Alcune previsioni, comunque, sono già state pubblicate. Quella che ha avuto il maggior risalto è stata quella pronunciata, lo scorso 23 febbraio, dal governatore della Banca d’Italia, Ignazio Visco. Nel corso di un’intervista rilasciata Bloomberg, Visco aveva parlato di un Pil italiano che, a fine anno, avrebbe potuto chiudere con 0,2 punti percentuali in meno a causa degli effetti dell’epidemia.
“ Dobbiamo usare le politiche di bilancio perché la politica monetaria è già molto accomodante a livello mondiale”, aveva detto Visco. Il 3 marzo la Federal Reserve e la banca centrale australiana sono intervenute con tagli ai tassi proprio per spremere dalla politica monetaria quanto più stimoli possibili.

Lo studio Ref Ricerche

Il 29 febbraio scorso le stime del centro studi Ref Ricerche hanno decisamente peggiorato il quadro di previsione annunciato dal Visco. Considerando che le regioni più colpite dal virus sono proprio le più produttive d’Italia, Lombardia e Veneto, una stima più severa – che prevede una contrazione del 10% nel reddito di queste regioni – si tradurrebbe in un calo del 3% per il Pil nazionale.

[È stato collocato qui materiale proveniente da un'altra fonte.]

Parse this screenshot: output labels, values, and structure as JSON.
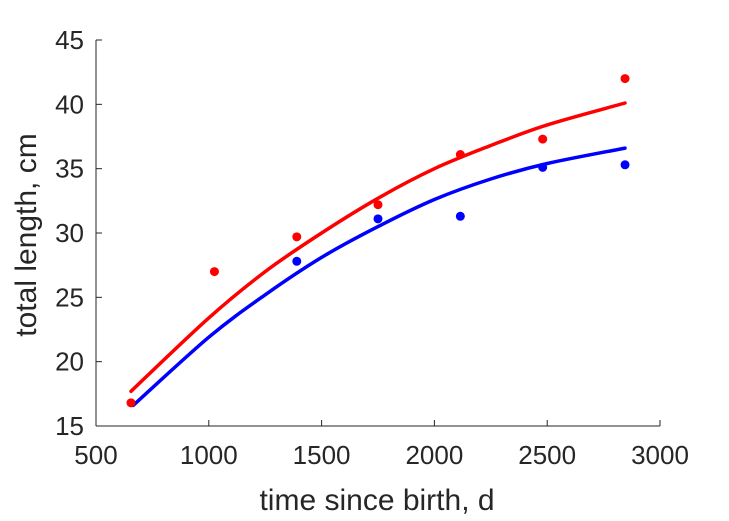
{
  "chart_data": {
    "type": "scatter",
    "xlabel": "time since birth, d",
    "ylabel": "total length, cm",
    "xlim": [
      500,
      3000
    ],
    "ylim": [
      15,
      45
    ],
    "xticks": [
      500,
      1000,
      1500,
      2000,
      2500,
      3000
    ],
    "yticks": [
      15,
      20,
      25,
      30,
      35,
      40,
      45
    ],
    "grid": false,
    "legend": "none",
    "series": [
      {
        "color": "#ff0000",
        "points": [
          {
            "x": 655,
            "y": 16.8
          },
          {
            "x": 1025,
            "y": 27.0
          },
          {
            "x": 1390,
            "y": 29.7
          },
          {
            "x": 1750,
            "y": 32.2
          },
          {
            "x": 2115,
            "y": 36.1
          },
          {
            "x": 2480,
            "y": 37.3
          },
          {
            "x": 2845,
            "y": 42.0
          }
        ],
        "fit": [
          {
            "x": 655,
            "y": 17.7
          },
          {
            "x": 1000,
            "y": 23.4
          },
          {
            "x": 1250,
            "y": 27.0
          },
          {
            "x": 1500,
            "y": 30.0
          },
          {
            "x": 1750,
            "y": 32.7
          },
          {
            "x": 2000,
            "y": 35.0
          },
          {
            "x": 2250,
            "y": 36.8
          },
          {
            "x": 2500,
            "y": 38.4
          },
          {
            "x": 2845,
            "y": 40.1
          }
        ]
      },
      {
        "color": "#0000ff",
        "points": [
          {
            "x": 1390,
            "y": 27.8
          },
          {
            "x": 1750,
            "y": 31.1
          },
          {
            "x": 2115,
            "y": 31.3
          },
          {
            "x": 2480,
            "y": 35.1
          },
          {
            "x": 2845,
            "y": 35.3
          }
        ],
        "fit": [
          {
            "x": 665,
            "y": 16.6
          },
          {
            "x": 1000,
            "y": 21.9
          },
          {
            "x": 1250,
            "y": 25.2
          },
          {
            "x": 1500,
            "y": 28.1
          },
          {
            "x": 1750,
            "y": 30.5
          },
          {
            "x": 2000,
            "y": 32.6
          },
          {
            "x": 2250,
            "y": 34.2
          },
          {
            "x": 2500,
            "y": 35.4
          },
          {
            "x": 2845,
            "y": 36.6
          }
        ]
      }
    ]
  }
}
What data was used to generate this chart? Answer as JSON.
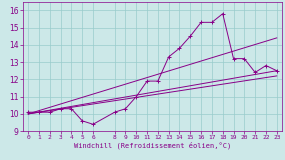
{
  "xlabel": "Windchill (Refroidissement éolien,°C)",
  "xlim": [
    -0.5,
    23.5
  ],
  "ylim": [
    9.0,
    16.5
  ],
  "yticks": [
    9,
    10,
    11,
    12,
    13,
    14,
    15,
    16
  ],
  "xticks": [
    0,
    1,
    2,
    3,
    4,
    5,
    6,
    8,
    9,
    10,
    11,
    12,
    13,
    14,
    15,
    16,
    17,
    18,
    19,
    20,
    21,
    22,
    23
  ],
  "bg_color": "#cce8e8",
  "line_color": "#880088",
  "grid_color": "#99cccc",
  "lines": [
    {
      "x": [
        0,
        1,
        2,
        3,
        4,
        5,
        6,
        8,
        9,
        10,
        11,
        12,
        13,
        14,
        15,
        16,
        17,
        18,
        19,
        20,
        21,
        22,
        23
      ],
      "y": [
        10.1,
        10.1,
        10.1,
        10.3,
        10.3,
        9.6,
        9.4,
        10.1,
        10.3,
        11.0,
        11.9,
        11.9,
        13.3,
        13.8,
        14.5,
        15.3,
        15.3,
        15.8,
        13.2,
        13.2,
        12.4,
        12.8,
        12.5
      ],
      "marker": "+"
    },
    {
      "x": [
        0,
        23
      ],
      "y": [
        10.0,
        12.2
      ],
      "marker": null
    },
    {
      "x": [
        0,
        23
      ],
      "y": [
        10.0,
        12.5
      ],
      "marker": null
    },
    {
      "x": [
        0,
        23
      ],
      "y": [
        10.0,
        14.4
      ],
      "marker": null
    }
  ]
}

E’ però lo scenario più pessimistico: il centro studi Ref Ricerche prevede un impatto che va da un -1% a un -3% del Pil: “sono variazioni cumulate nel primo e nel secondo trimestre 2020” in quanto le misure di contenimento “incideranno solo su una parte del primo trimestre, mentre dispiegheranno appieno i loro effetti nel secondo”. Secondo le valutazioni di REF Ricerche, “l’epidemia e soprattutto le misure adottate per contenerla causano nel breve termine un minor Pil compreso tra 9 miliardi e 27, a seconda delle ipotesi adottate sull’entità delle perdite (e dei guadagni) nei diversi settori”.

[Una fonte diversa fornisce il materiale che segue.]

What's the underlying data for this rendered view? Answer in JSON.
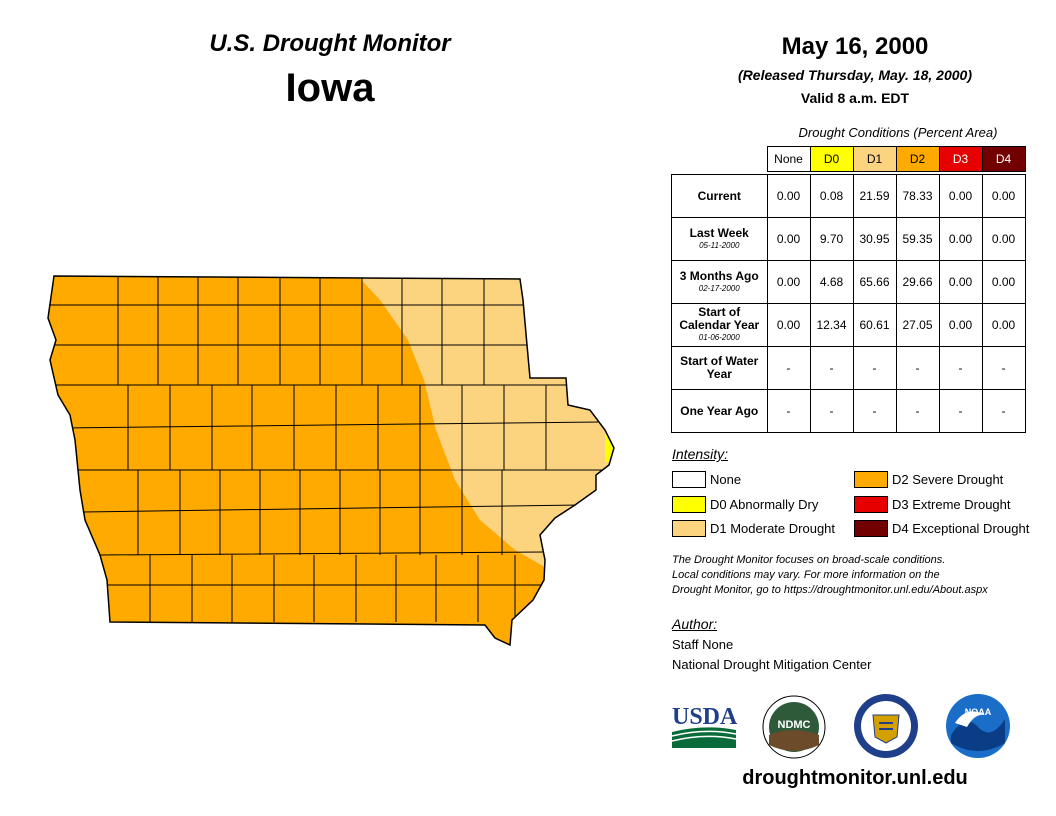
{
  "header": {
    "title": "U.S. Drought Monitor",
    "state": "Iowa",
    "date": "May 16, 2000",
    "released": "(Released Thursday, May. 18, 2000)",
    "valid": "Valid 8 a.m. EDT"
  },
  "table": {
    "caption": "Drought Conditions (Percent Area)",
    "columns": [
      "None",
      "D0",
      "D1",
      "D2",
      "D3",
      "D4"
    ],
    "rows": [
      {
        "label": "Current",
        "sublabel": "",
        "values": [
          "0.00",
          "0.08",
          "21.59",
          "78.33",
          "0.00",
          "0.00"
        ]
      },
      {
        "label": "Last Week",
        "sublabel": "05-11-2000",
        "values": [
          "0.00",
          "9.70",
          "30.95",
          "59.35",
          "0.00",
          "0.00"
        ]
      },
      {
        "label": "3 Months Ago",
        "sublabel": "02-17-2000",
        "values": [
          "0.00",
          "4.68",
          "65.66",
          "29.66",
          "0.00",
          "0.00"
        ]
      },
      {
        "label": "Start of Calendar Year",
        "sublabel": "01-06-2000",
        "values": [
          "0.00",
          "12.34",
          "60.61",
          "27.05",
          "0.00",
          "0.00"
        ]
      },
      {
        "label": "Start of Water Year",
        "sublabel": "",
        "values": [
          "-",
          "-",
          "-",
          "-",
          "-",
          "-"
        ]
      },
      {
        "label": "One Year Ago",
        "sublabel": "",
        "values": [
          "-",
          "-",
          "-",
          "-",
          "-",
          "-"
        ]
      }
    ]
  },
  "legend": {
    "title": "Intensity:",
    "items": [
      {
        "label": "None",
        "color": "#ffffff"
      },
      {
        "label": "D0 Abnormally Dry",
        "color": "#ffff00"
      },
      {
        "label": "D1 Moderate Drought",
        "color": "#fcd37f"
      },
      {
        "label": "D2 Severe Drought",
        "color": "#ffaa00"
      },
      {
        "label": "D3 Extreme Drought",
        "color": "#e60000"
      },
      {
        "label": "D4 Exceptional Drought",
        "color": "#730000"
      }
    ]
  },
  "disclaimer": {
    "line1": "The Drought Monitor focuses on broad-scale conditions.",
    "line2": "Local conditions may vary. For more information on the",
    "line3": "Drought Monitor, go to https://droughtmonitor.unl.edu/About.aspx"
  },
  "author": {
    "title": "Author:",
    "name": "Staff None",
    "org": "National Drought Mitigation Center"
  },
  "logos": {
    "usda": "USDA",
    "ndmc": "NDMC",
    "noaa": "NOAA"
  },
  "website": "droughtmonitor.unl.edu",
  "colors": {
    "none": "#ffffff",
    "d0": "#ffff00",
    "d1": "#fcd37f",
    "d2": "#ffaa00",
    "d3": "#e60000",
    "d4": "#730000"
  }
}
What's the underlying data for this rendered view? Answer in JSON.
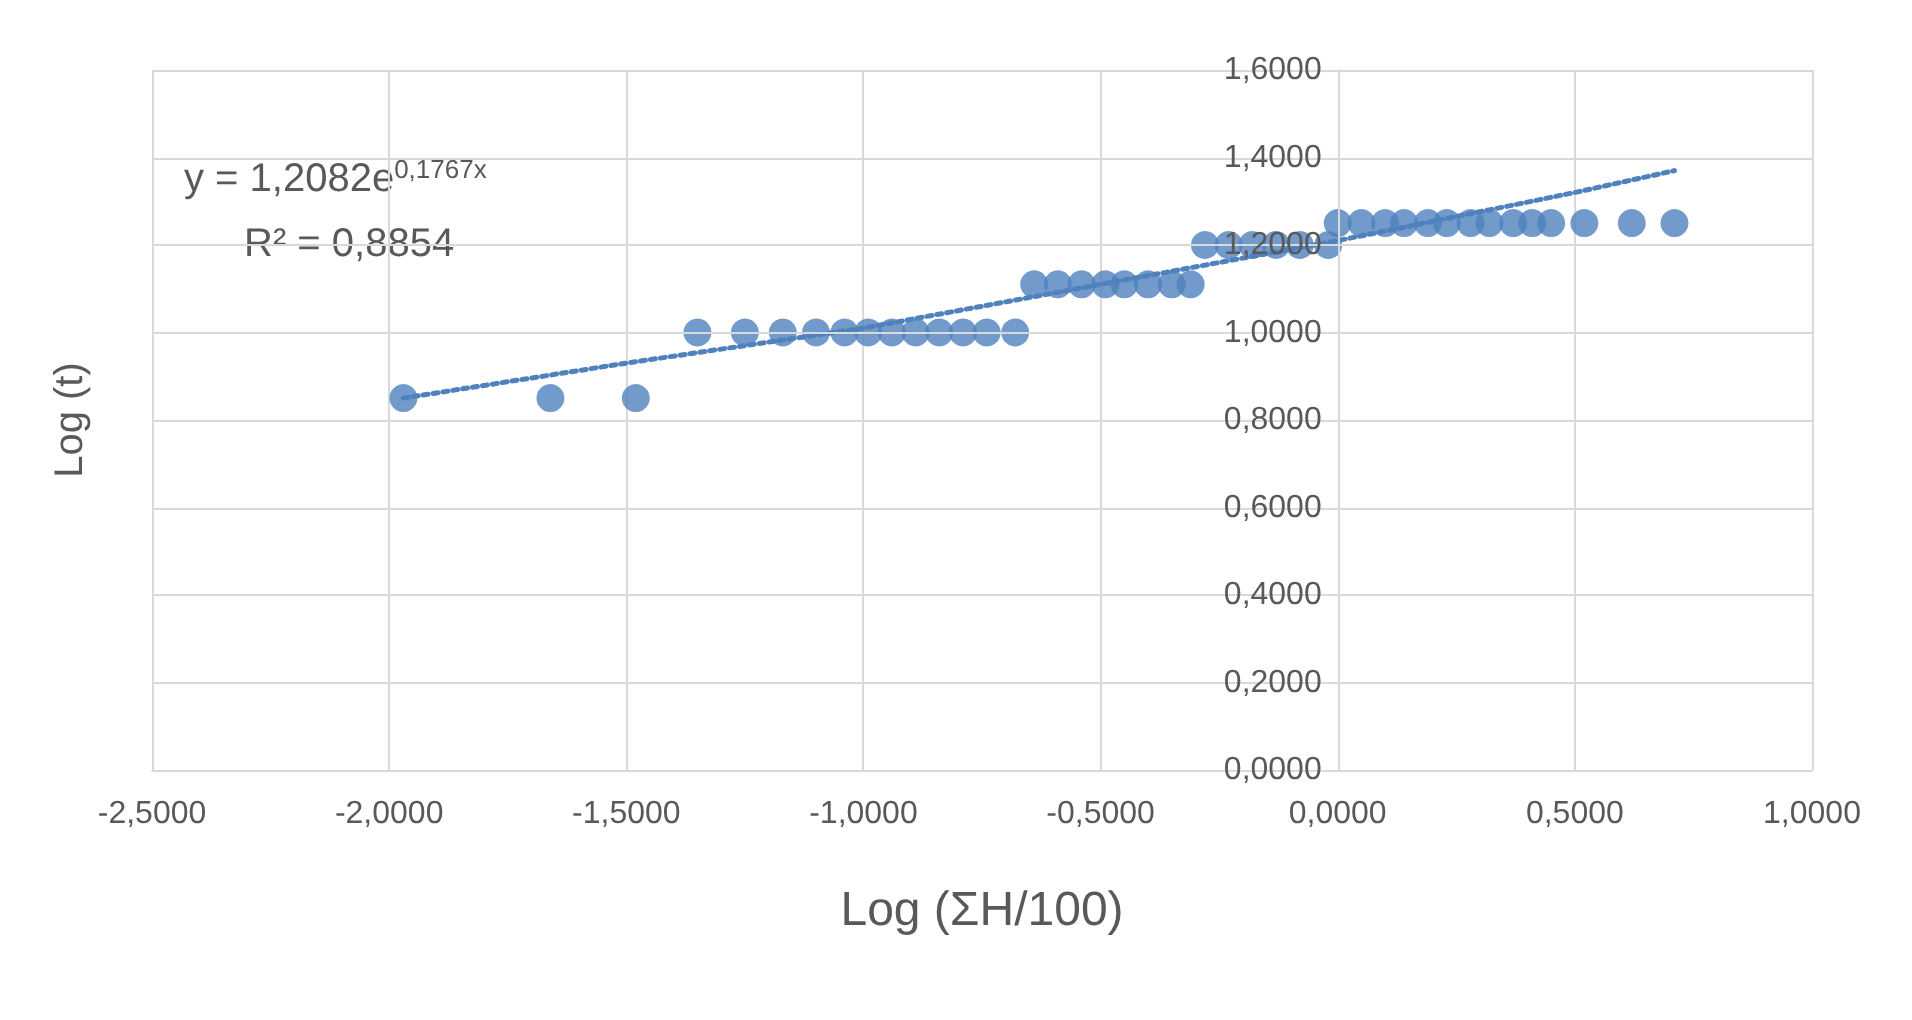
{
  "chart_data": {
    "type": "scatter",
    "xlabel": "Log (ΣH/100)",
    "ylabel": "Log (t)",
    "xlim": [
      -2.5,
      1.0
    ],
    "xticks": [
      {
        "value": -2.5,
        "label": "-2,5000"
      },
      {
        "value": -2.0,
        "label": "-2,0000"
      },
      {
        "value": -1.5,
        "label": "-1,5000"
      },
      {
        "value": -1.0,
        "label": "-1,0000"
      },
      {
        "value": -0.5,
        "label": "-0,5000"
      },
      {
        "value": 0,
        "label": "0,0000"
      },
      {
        "value": 0.5,
        "label": "0,5000"
      },
      {
        "value": 1.0,
        "label": "1,0000"
      }
    ],
    "ylim": [
      0,
      1.6
    ],
    "yticks": [
      {
        "value": 0,
        "label": "0,0000"
      },
      {
        "value": 0.2,
        "label": "0,2000"
      },
      {
        "value": 0.4,
        "label": "0,4000"
      },
      {
        "value": 0.6,
        "label": "0,6000"
      },
      {
        "value": 0.8,
        "label": "0,8000"
      },
      {
        "value": 1.0,
        "label": "1,0000"
      },
      {
        "value": 1.2,
        "label": "1,2000"
      },
      {
        "value": 1.4,
        "label": "1,4000"
      },
      {
        "value": 1.6,
        "label": "1,6000"
      }
    ],
    "grid": true,
    "marker": "circle",
    "annotations": [
      "y = 1,2082e$^{0,1767x}$",
      "R² = 0,8854"
    ],
    "series": [
      {
        "color": "#4f81bd",
        "x": [
          -1.97,
          -1.66,
          -1.48,
          -1.35,
          -1.25,
          -1.17,
          -1.1,
          -1.04,
          -0.99,
          -0.94,
          -0.89,
          -0.84,
          -0.79,
          -0.74,
          -0.68,
          -0.64,
          -0.59,
          -0.54,
          -0.49,
          -0.45,
          -0.4,
          -0.35,
          -0.31,
          -0.28,
          -0.23,
          -0.18,
          -0.13,
          -0.08,
          -0.02,
          0.0,
          0.05,
          0.1,
          0.14,
          0.19,
          0.23,
          0.28,
          0.32,
          0.37,
          0.41,
          0.45,
          0.52,
          0.62,
          0.71
        ],
        "values": [
          0.85,
          0.85,
          0.85,
          1.0,
          1.0,
          1.0,
          1.0,
          1.0,
          1.0,
          1.0,
          1.0,
          1.0,
          1.0,
          1.0,
          1.0,
          1.11,
          1.11,
          1.11,
          1.11,
          1.11,
          1.11,
          1.11,
          1.11,
          1.2,
          1.2,
          1.2,
          1.2,
          1.2,
          1.2,
          1.25,
          1.25,
          1.25,
          1.25,
          1.25,
          1.25,
          1.25,
          1.25,
          1.25,
          1.25,
          1.25,
          1.25,
          1.25,
          1.25
        ]
      },
      {
        "type": "line",
        "line_style": "dotted",
        "marker": "none",
        "color": "#4f81bd",
        "x": [
          -1.97,
          -1.5,
          -1.0,
          -0.5,
          0,
          0.5,
          0.71
        ],
        "values": [
          0.85,
          0.93,
          1.01,
          1.11,
          1.21,
          1.32,
          1.37
        ]
      }
    ]
  }
}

Secondo queste previsioni, attività economiche pari all’11,7% in termini di peso sul Pil, subiranno, a causa dell’emergenza coronavirus, una riduzione del proprio reddito compresa fra 10 e il 40%. Si parla, in particolare, della filiera del turismo e delle attività legate ai centri di aggregazione.
La buona notizia, per così dire, è che le attività che non subiranno alcun impatto dall’epidemia valgono il 54,6% del Pil nazionale (le imprese restanti sperimenteranno un effetto positivo oppure un contraccolpo negativo modesto).

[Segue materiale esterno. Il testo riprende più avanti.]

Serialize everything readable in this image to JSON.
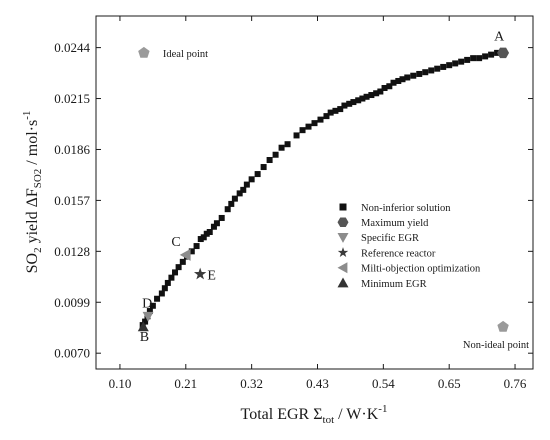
{
  "chart_data": {
    "type": "scatter",
    "title": "",
    "xlabel": {
      "main": "Total EGR Σ",
      "sub": "tot",
      "unit": " / W·K",
      "sup": "-1"
    },
    "ylabel": {
      "main": "SO",
      "sub1": "2",
      "mid": " yield ΔF",
      "sub2": "SO2",
      "unit": " / mol·s",
      "sup": "-1"
    },
    "xlim": [
      0.06,
      0.79
    ],
    "ylim": [
      0.0061,
      0.0262
    ],
    "xticks": [
      0.1,
      0.21,
      0.32,
      0.43,
      0.54,
      0.65,
      0.76
    ],
    "xtick_labels": [
      "0.10",
      "0.21",
      "0.32",
      "0.43",
      "0.54",
      "0.65",
      "0.76"
    ],
    "yticks": [
      0.007,
      0.0099,
      0.0128,
      0.0157,
      0.0186,
      0.0215,
      0.0244
    ],
    "ytick_labels": [
      "0.0070",
      "0.0099",
      "0.0128",
      "0.0157",
      "0.0186",
      "0.0215",
      "0.0244"
    ],
    "legend_position": "center-right",
    "series": [
      {
        "name": "Non-inferior solution",
        "marker": "square",
        "color": "#111111",
        "x": [
          0.138,
          0.142,
          0.146,
          0.15,
          0.155,
          0.162,
          0.17,
          0.175,
          0.18,
          0.186,
          0.192,
          0.198,
          0.205,
          0.212,
          0.22,
          0.228,
          0.235,
          0.24,
          0.245,
          0.25,
          0.257,
          0.262,
          0.27,
          0.28,
          0.286,
          0.292,
          0.3,
          0.306,
          0.312,
          0.32,
          0.33,
          0.34,
          0.35,
          0.36,
          0.37,
          0.38,
          0.395,
          0.405,
          0.415,
          0.425,
          0.435,
          0.445,
          0.452,
          0.46,
          0.468,
          0.475,
          0.483,
          0.49,
          0.498,
          0.505,
          0.512,
          0.52,
          0.528,
          0.535,
          0.542,
          0.55,
          0.557,
          0.565,
          0.572,
          0.58,
          0.59,
          0.6,
          0.61,
          0.62,
          0.63,
          0.64,
          0.65,
          0.66,
          0.67,
          0.68,
          0.69,
          0.7,
          0.71,
          0.72,
          0.73
        ],
        "y": [
          0.0086,
          0.0088,
          0.0091,
          0.0094,
          0.0097,
          0.0101,
          0.0104,
          0.0107,
          0.011,
          0.0113,
          0.0116,
          0.0119,
          0.0122,
          0.0125,
          0.0128,
          0.0131,
          0.0135,
          0.0136,
          0.0138,
          0.0139,
          0.0142,
          0.0144,
          0.0147,
          0.0152,
          0.0155,
          0.0158,
          0.0161,
          0.0163,
          0.0166,
          0.0169,
          0.0172,
          0.0176,
          0.018,
          0.0183,
          0.0187,
          0.0189,
          0.0194,
          0.0197,
          0.0199,
          0.0201,
          0.0203,
          0.0205,
          0.0207,
          0.0208,
          0.0209,
          0.0211,
          0.0212,
          0.0213,
          0.0214,
          0.0215,
          0.0216,
          0.0217,
          0.0218,
          0.0219,
          0.0221,
          0.0222,
          0.0224,
          0.0225,
          0.0226,
          0.0227,
          0.0228,
          0.0229,
          0.023,
          0.0231,
          0.0232,
          0.0233,
          0.0234,
          0.0235,
          0.0236,
          0.0237,
          0.0238,
          0.0238,
          0.0239,
          0.024,
          0.0241
        ]
      },
      {
        "name": "Maximum yield",
        "marker": "hexagon",
        "color": "#555555",
        "x": [
          0.74
        ],
        "y": [
          0.0241
        ]
      },
      {
        "name": "Specific EGR",
        "marker": "triangle-down",
        "color": "#8c8c8c",
        "x": [
          0.147
        ],
        "y": [
          0.0091
        ]
      },
      {
        "name": "Reference reactor",
        "marker": "star",
        "color": "#3a3a3a",
        "x": [
          0.234
        ],
        "y": [
          0.0115
        ]
      },
      {
        "name": "Milti-objection optimization",
        "marker": "triangle-left",
        "color": "#8c8c8c",
        "x": [
          0.21
        ],
        "y": [
          0.0126
        ]
      },
      {
        "name": "Minimum EGR",
        "marker": "triangle-up",
        "color": "#333333",
        "x": [
          0.139
        ],
        "y": [
          0.0085
        ]
      }
    ],
    "extra_points": [
      {
        "name": "Ideal point",
        "marker": "pentagon",
        "color": "#9a9a9a",
        "x": 0.14,
        "y": 0.0241
      },
      {
        "name": "Non-ideal point",
        "marker": "pentagon",
        "color": "#9a9a9a",
        "x": 0.74,
        "y": 0.0085
      }
    ],
    "point_labels": [
      {
        "text": "A",
        "x": 0.725,
        "y": 0.0248
      },
      {
        "text": "C",
        "x": 0.186,
        "y": 0.0131
      },
      {
        "text": "E",
        "x": 0.246,
        "y": 0.0112
      },
      {
        "text": "D",
        "x": 0.137,
        "y": 0.0096
      },
      {
        "text": "B",
        "x": 0.133,
        "y": 0.0077
      }
    ]
  }
}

Le stime dell’agenzia Cerved

A inizio marzo l’agenzia di rating Cerved ha pubblicato uno studio sulle possibili conseguenze di una prolungata crisi sanitaria sulla solvibilità delle imprese italiane. Cerved ha preso in considerazione due distinti scenari. In quello di media gravità, nel quale gli effetti dell’emergenza coronavirus non si protrarrebbero oltre il 30 giugno 2020, il rischio default per le aziende non finanziarie italiane passerebbe dal 4.9% al 6.8% (con picchi al 10,6% nel settore più colpito, l’edilizia).
Nello scenario peggiore, nel quale la crisi si protrarrebbe per tutto il 2020, il rischio insolvenza passerebbe dal 4,9% al 10,4% (con picchi del 15,4%). (Nel grafico in basso le probabilità di default per settore nello scenario peggiore – colonna a destra).

 

Insomma, se il coronavirus si rivelasse difficile da contenere fino a dicembre, un’impresa italiana su 10 rischierebbe il fallimento.
In conclusione, scrive Cerved, “le imprese cosiddette ‘a rischio’ aumenterebbero dell’8% nel caso soft e addirittura del 26% nel caso hard, con conseguenze quasi imprevedibili per il tessuto economico locale e nazionale, con inevitabili fallimenti e chiusure delle aziende coinvolte”.

Non è un caso infatti, che il rischio-default delle imprese, si sia immediatamente tradotto in una forte vendita dei titoli bancari italiani. L’indice settoriale Ftse Banche dal 19 febbraio ad oggi (4 marzo) ha ceduto il 21% del valore; il Ftse Mib nello stesso periodo ha “contenuto” le perdite al 13,8%.